Album of the week: Tough Love by Jessie Ware
It's been a knockout year for women in pop music. What men are writing and singing with this kind of emotion, panache and sexiness? The James Blakes and Abel Tesfayes and Frank Oceans of yesteryear have been eclipsed. Now comes Jessie Ware, who kicks up the sound another notch with her gorgeous sophomore album, Tough Love.
The album opens strong with the title track, which wobbles and fries with white noise before releasing a smooth, pulsating synth beat. Ware's voice comes in, like melted chocolate: "So you wanna be a man about it?/ Do you?" She sounds as if she's singing suspended somewhere between sleep and waking, or perhaps, between life and death. "That's called tough love."

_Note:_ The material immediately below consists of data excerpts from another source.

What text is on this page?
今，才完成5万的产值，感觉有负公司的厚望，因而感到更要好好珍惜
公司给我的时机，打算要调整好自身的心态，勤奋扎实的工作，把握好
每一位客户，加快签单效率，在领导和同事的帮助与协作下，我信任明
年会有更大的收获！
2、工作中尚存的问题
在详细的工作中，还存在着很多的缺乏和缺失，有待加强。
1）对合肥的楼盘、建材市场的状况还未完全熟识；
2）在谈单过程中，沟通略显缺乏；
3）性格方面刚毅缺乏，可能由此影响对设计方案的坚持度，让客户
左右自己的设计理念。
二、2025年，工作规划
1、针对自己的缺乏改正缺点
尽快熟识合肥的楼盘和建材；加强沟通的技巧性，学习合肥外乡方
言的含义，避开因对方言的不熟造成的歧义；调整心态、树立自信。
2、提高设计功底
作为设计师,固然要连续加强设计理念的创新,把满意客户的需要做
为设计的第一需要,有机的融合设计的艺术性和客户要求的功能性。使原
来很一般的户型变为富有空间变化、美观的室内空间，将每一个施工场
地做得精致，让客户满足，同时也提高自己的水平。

Ostensibly, Ware's sound mirrors and mimics so much of what's popular these days: vague club vocals, a certain twilight pathos, a calculated weirdness. Sam Smith is an obvious comparison, but the album is so tightly woven, so carefully considered that it sounds exciting and new. Her influences aren't so recent either: echoes of Whitney Houston and Sade abound.
The album is full of tender, wounded romance. "Feels like heaven in hell/ Is it real/ I can't tell", she sings on Keep On Lying. Ware is most effective when she takes her time and plays around - on You & I (Forever), Sweetest Song, Champagne Kisses, and Keep On Lying. She holds back, never overshooting into the bombastic or cloying. At her worst, she's slightly stale and kitschy, as on Cruel and Want Your Feeling.
More often, she keeps it classy, singing about love and loss in a convincing manner that many will understand.